Watch the trailer
Written & Directed by: Vincent Paronnaud & Marjane Satrapi
Grade: B-

The animated Persepolis marks the graphic novel's transition to the world of movies; it's not the first non-fantastical comic to be adapted to the big screen—the live-action Ghost World immediately pops to mind, as do A History of Violence and The Road to Perdition—but perhaps the first to be adapted, visually, from page to screen so faithfully. By retaining its source material's black-and-white aesthetic simplicity, Persepolis plays like a comic book, er graphic novel, in motion, and not like a film merely "adapted from" one. Its origins are unabashedly conspicuous.
Not least of all in its fluidity, the animation, particularly that of two wormlike women who condemn our hero's Michael Jackson button, vaguely recalls the Fleischer Bros., like a Betty Boop cartoon with a bit more verisimilitude in the character design. Its hand-drawn style, even if it doesn't all look hand-drawn, is a welcome change of pace, no matter how stunning Pixar's films are, from the turn to computers that's dominating the animation industry. (Disney doesn't even employ animators to animate by hand anymore!)
Unfortunately, the shallow depth of field of its two-dimensionality reflects the flatness of its story, which concerns one woman's experiences growing up in Iran. Creator and co-writer/co-director Marjane Satrapi tells us her life story, first of herself as a young girl before the overthrow of the Shah, later as an adolescent during the country's increasingly restrictive turn to Islamic rule, then her life abroad and finally back in Iran. (She now lives in Paris, though that creeps into the film only marginally.) Satrapi feels a stranger wherever she goes, not fitting in under the oppressive strictures of Iran nor adapting to the relative freedom of Austria, where it only takes simple boy problems—and, in fairness, some encounters with racism—to provoke her undoing. (The point being that shit sucks, albeit for different reasons, no matter where you go.)

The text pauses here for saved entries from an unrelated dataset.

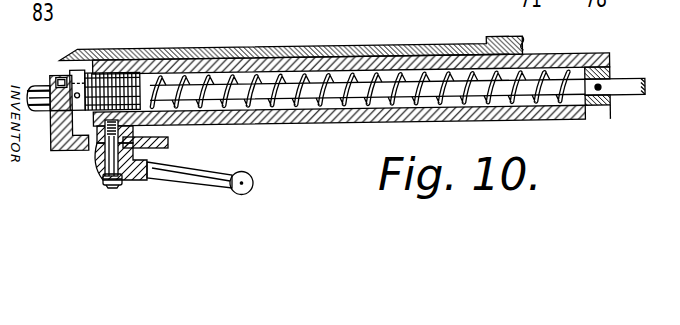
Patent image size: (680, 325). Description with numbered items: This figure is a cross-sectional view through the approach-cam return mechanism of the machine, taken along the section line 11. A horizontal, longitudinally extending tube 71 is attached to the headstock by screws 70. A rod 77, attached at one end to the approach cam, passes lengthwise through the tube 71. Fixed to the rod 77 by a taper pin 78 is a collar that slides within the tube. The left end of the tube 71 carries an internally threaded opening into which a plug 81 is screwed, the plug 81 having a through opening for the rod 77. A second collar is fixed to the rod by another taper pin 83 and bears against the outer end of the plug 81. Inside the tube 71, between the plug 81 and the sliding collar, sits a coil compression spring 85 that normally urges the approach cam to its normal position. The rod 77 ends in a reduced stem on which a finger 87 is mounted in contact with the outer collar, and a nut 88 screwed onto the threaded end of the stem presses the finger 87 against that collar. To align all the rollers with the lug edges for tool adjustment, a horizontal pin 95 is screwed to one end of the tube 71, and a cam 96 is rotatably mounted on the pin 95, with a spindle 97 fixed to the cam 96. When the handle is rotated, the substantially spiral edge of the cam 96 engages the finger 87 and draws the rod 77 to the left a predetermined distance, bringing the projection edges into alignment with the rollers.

The section line / frame 11 is at (53, 150).
The screws 70 is at (456, 6).
The tube 71 is at (580, 118).
The rod 77 is at (632, 92).
The taper pin 78 is at (601, 94).
The plug 81 is at (94, 10).
The taper pin 83 is at (78, 70).
The coil compression spring 85 is at (347, 113).
The finger 87 is at (62, 152).
The nut 88 is at (40, 87).
The horizontal pin 95 is at (112, 150).
The cam 96 is at (168, 144).
The spindle 97 is at (175, 173).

Not to mention that it's uncomfortably conceited, not only in its reduction of the surrounding political turmoil to its effects on one woman—since we don't meet many Iranians outside of her simplistically noble family, she doesn't serve as much of a universal representation of a people; it is less the tale of Iran told through one woman than the tale of one self-absorbed woman incidentally set in Iran—but also in the very fact that she's telling us her story at all. (And not least of all in the fact that she presents her young self as a prophet with a direct connection to God!) At root, Persepolis' narrative arc is as simple as this: Satrapi grew up, felt out of place everywhere, and eventually got over it, though not entirely; couldn't anybody on the street tell a similar story? Oh, did I mention that it takes place in Iran, though?